El conductor que descubrió que su último pasajero cada noche… siempre era la misma persona, aunque su rostro cambiara
La ciudad, a medianoche, parecía flotar en una calma engañosa. Desde su coche gris, Julián observaba las luces del semáforo reflejadas en el parabrisas como si fueran pulsaciones de un corazón cansado. Conducía para una aplicación de transporte desde hacía tres años, pero en los últimos meses algo extraño lo mantenía inquieto: su último pasajero de cada noche siempre era alguien distinto, sí… pero al mismo tiempo, no.
Todo había empezado una madrugada lluviosa de enero. La aplicación le notificó una recogida en una calle secundaria del barrio de Lavapiés. Era una mujer joven, pelo negro y labios rojos, con un abrigo que olía a perfume caro. Hablaba poco, pero sus ojos tenían esa forma de mirar que parece atravesarte.
—¿Podrías dejarme en el cementerio de La Almudena? —le dijo, sin rodeos.
Julián se sorprendió. No era común que alguien pidiera ir allí a las dos de la mañana. Pero aceptó. Durante el trayecto, la mujer no habló más. Cuando llegaron, pagó en efectivo, sonrió apenas y se perdió entre las sombras del portón principal.
La noche siguiente, a la misma hora, recibió otra solicitud. Mismo punto de recogida, mismo destino. Pero esta vez era un hombre: alto, con barba y una bufanda gris. Lo curioso es que su voz, su manera de mirar por la ventana, incluso el leve temblor de las manos, eran idénticos a los de la mujer del día anterior.
Y así empezó todo. Cada noche, una persona distinta —una anciana con bastón, un adolescente con auriculares, una mujer embarazada, un tipo vestido de traje—. Todos con destinos similares, con ese mismo modo de quedarse callados durante el trayecto, de mirar la luna por la ventanilla, y con esa manera tan peculiar de pronunciar su nombre: “Gracias, Julián.”
Al principio pensó que eran coincidencias, una serie de viajes raros que el algoritmo le asignaba por azar. Pero una madrugada, cuando dejó a un pasajero en la misma puerta del cementerio, notó que el aire estaba demasiado frío, y que no había nadie más allí… salvo un ramo de flores frescas sobre el asiento trasero.
—¿Cuándo has dejado eso aquí? —murmuró, mirando al espejo retrovisor.
No había respuesta.
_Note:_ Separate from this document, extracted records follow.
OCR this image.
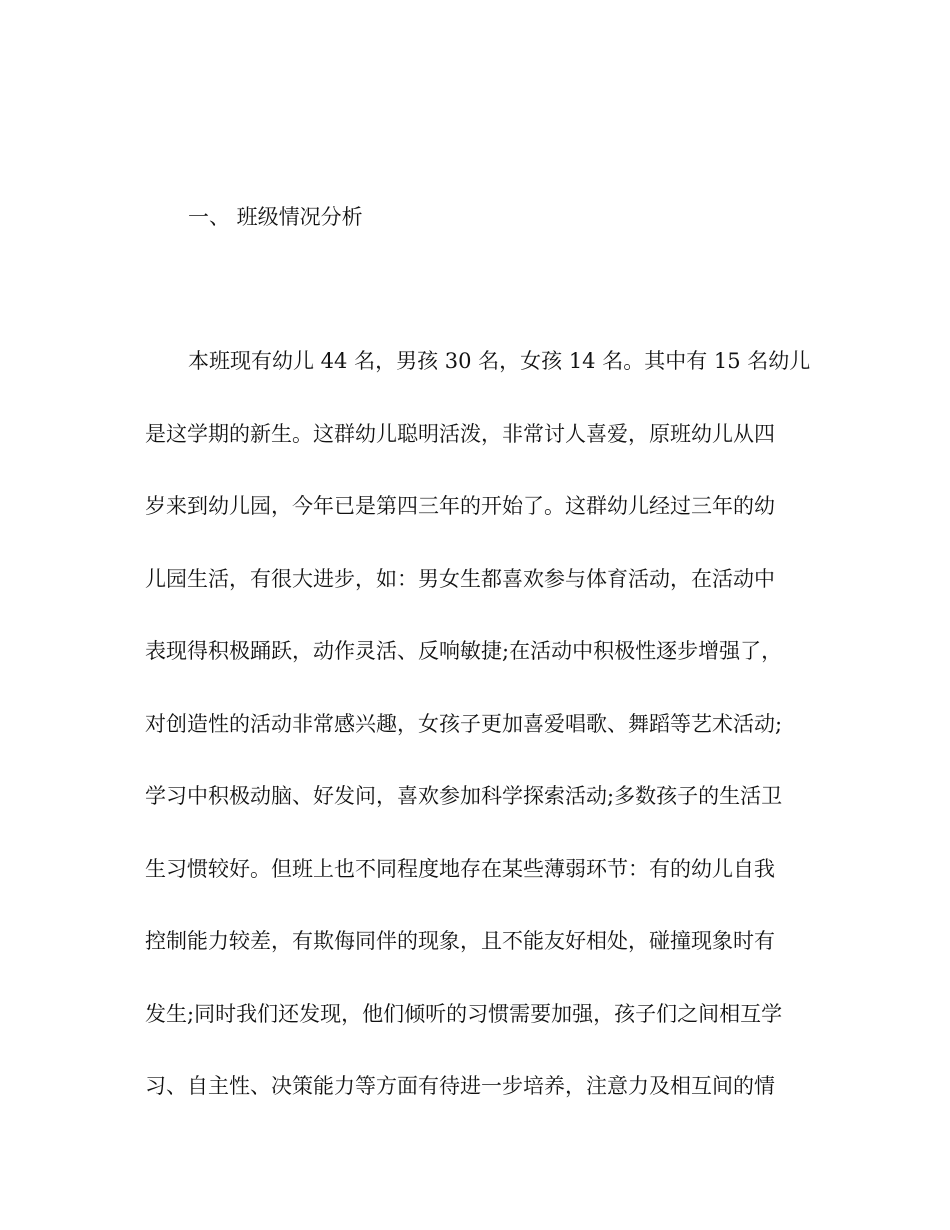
一、 班级情况分析
本班现有幼儿 44 名，男孩 30 名，女孩 14 名。其中有 15 名幼儿
是这学期的新生。这群幼儿聪明活泼，非常讨人喜爱，原班幼儿从四
岁来到幼儿园，今年已是第四三年的开始了。这群幼儿经过三年的幼
儿园生活，有很大进步，如：男女生都喜欢参与体育活动，在活动中
表现得积极踊跃，动作灵活、反响敏捷;在活动中积极性逐步增强了，
对创造性的活动非常感兴趣，女孩子更加喜爱唱歌、舞蹈等艺术活动;
学习中积极动脑、好发问，喜欢参加科学探索活动;多数孩子的生活卫
生习惯较好。但班上也不同程度地存在某些薄弱环节：有的幼儿自我
控制能力较差，有欺侮同伴的现象，且不能友好相处，碰撞现象时有
发生;同时我们还发现，他们倾听的习惯需要加强，孩子们之间相互学
习、自主性、决策能力等方面有待进一步培养，注意力及相互间的情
Ni aplicación abierta. Ni señal de que alguien hubiera estado sentado allí.
A partir de entonces, Julián empezó a investigar. Guardaba los nombres, los rostros, los horarios. Todos diferentes, pero conectados por algo invisible. Descubrió que cada uno de esos pasajeros había muerto en un accidente de tráfico… el mismo día, pero en distintos años. Y todos, de alguna manera, estaban vinculados con él.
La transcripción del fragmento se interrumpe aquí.